Do Not Assume Other Drivers Will Always Follow the Rules of the Road. Imagine that the car next to you will change lanes or that an approaching car will run the stop sign. Planning for the unexpected means you won’t find yourself reacting in a panic. Plan your movements, anticipating the worst-case scenario.
Control Your Speed. Don’t drive too much slower or faster than traffic flow. If you drive slower than everyone else, or faster than everyone else, the differences in your vehicles speeds will give you less time to adapt to what other drivers are doing.
Follow the 3-second rule. Since the greatest chance of having an accident is in front of you, using the 3-second rule will assist you to establish and maintain a safe following distance providing adequate time for your vehicle to come to a stop if necessary. When following a large truck or motorcycle, driving at night, or in inclement weather, increase your following distance an additional second.
Look Ahead. Looking ahead means more than watching the car in front of you. It means looking as far ahead as you can. Looking ahead will help you spot any hazards lucking in your path ahead.
Scan the Road. Be aware of your surroundings by constantly scanning the road ahead, looking in your side mirrors and rear-view mirror. Have the full picture of what’s happening around your vehicle to determine possible hazards and to plan ahead.

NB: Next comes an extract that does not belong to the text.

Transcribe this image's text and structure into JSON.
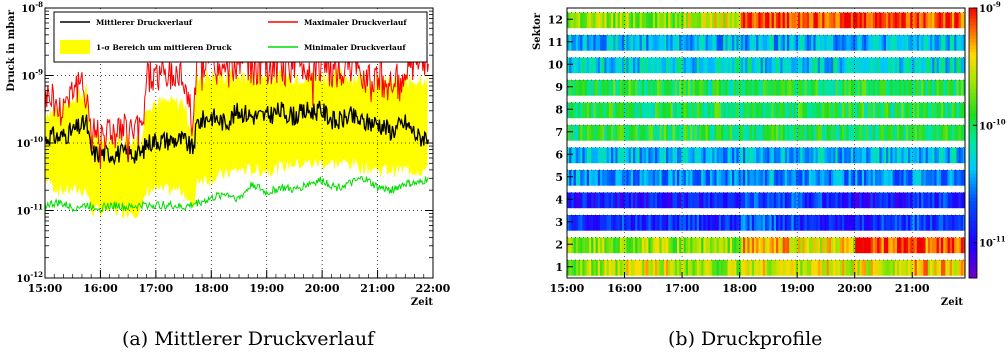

Have an escape route. The best way to avoid possible dangers in all driving situation is to keep your vehicle positioned where you have the best chance of seeing and being seen. Having an alternate path of travel is also essential, so always leave yourself an escape route, a path to move your vehicle if your immediate path of travel is suddenly blocked.

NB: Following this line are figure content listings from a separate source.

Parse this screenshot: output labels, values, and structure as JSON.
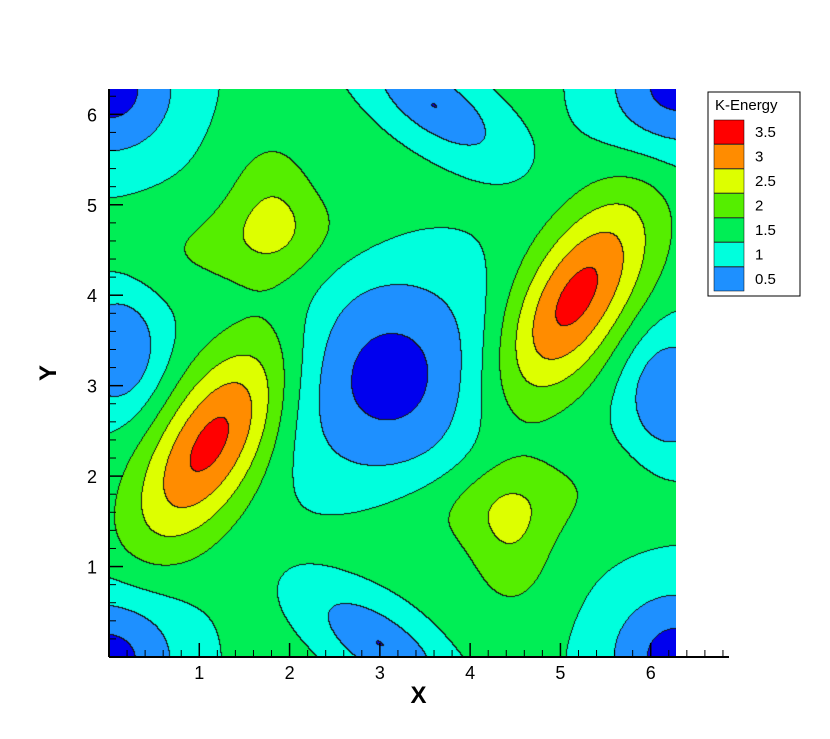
{
  "chart_data": {
    "type": "heatmap",
    "subtype": "filled-contour",
    "xlabel": "X",
    "ylabel": "Y",
    "xlim": [
      0,
      6.98
    ],
    "ylim": [
      0,
      6.28
    ],
    "field_extent": {
      "x": [
        0,
        6.28
      ],
      "y": [
        0,
        6.28
      ]
    },
    "xticks": [
      1,
      2,
      3,
      4,
      5,
      6
    ],
    "yticks": [
      1,
      2,
      3,
      4,
      5,
      6
    ],
    "grid": false,
    "legend": {
      "title": "K-Energy",
      "placement": "top-right",
      "levels": [
        {
          "label": "3.5",
          "color": "#ff0000"
        },
        {
          "label": "3",
          "color": "#ff8c00"
        },
        {
          "label": "2.5",
          "color": "#ddff00"
        },
        {
          "label": "2",
          "color": "#55ee00"
        },
        {
          "label": "1.5",
          "color": "#00ee55"
        },
        {
          "label": "1",
          "color": "#00ffdd"
        },
        {
          "label": "0.5",
          "color": "#1e90ff"
        }
      ],
      "lowest_color": "#0000ee"
    },
    "features": [
      {
        "kind": "maximum",
        "x": 1.15,
        "y": 2.4,
        "value": 3.7
      },
      {
        "kind": "maximum",
        "x": 5.15,
        "y": 3.95,
        "value": 3.7
      },
      {
        "kind": "minimum",
        "x": 3.1,
        "y": 3.1,
        "value": 0.3
      },
      {
        "kind": "saddle-peak",
        "x": 1.8,
        "y": 5.0,
        "value": 2.3
      },
      {
        "kind": "saddle-peak",
        "x": 4.45,
        "y": 1.25,
        "value": 2.3
      }
    ]
  }
}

Stay Focused. You have many things to think about when you’re behind the wheel: road conditions, your speed, and observing traffic laws, signs, signals, and road markings. Staying focused on driving and only driving is critical. Distractions while driving are everywhere: your phone, the radio, your fellow passengers. If you’re running late, you may be tempted to put on your makeup or finish breakfast while driving. Studies find that almost 80 percent of all crashes involve some kind of distraction in the three seconds immediately before the accident.
Put your cell phone out of your reach, even if it’s hands-free. When you’re driving, the only thing that should be on your mind is the road in front of you. Any extra activity can take your concentration off the road. Pull over to talk and text, eat or put on your makeup.
Stay Calm. It’s hard to keep your cool when you are faced with an aggressive driver who is tailgating or cutting you off, but that is exactly what you need to do to stay safe. If possible, allow the aggressive driver to drive ahead of you and distance yourself from their vehicle as much as you can. Staying calm while tempers flare can not only save you from an unwanted accident but a road rage incident as well.
Use Proper Safety Equipment. Make sure your car is properly equipped with safety accessories like airbags, ABS brakes, and traction-control systems. Check your fluids, tire pressure, and lights before you hit the road. Lock your doors, wear your seatbelt at all times and make sure your passengers do the same. Children should be in age-appropriate car seats.
By following these tips, you’ll become a better defensive driver and help to keep yourself and everyone else out on the road safe.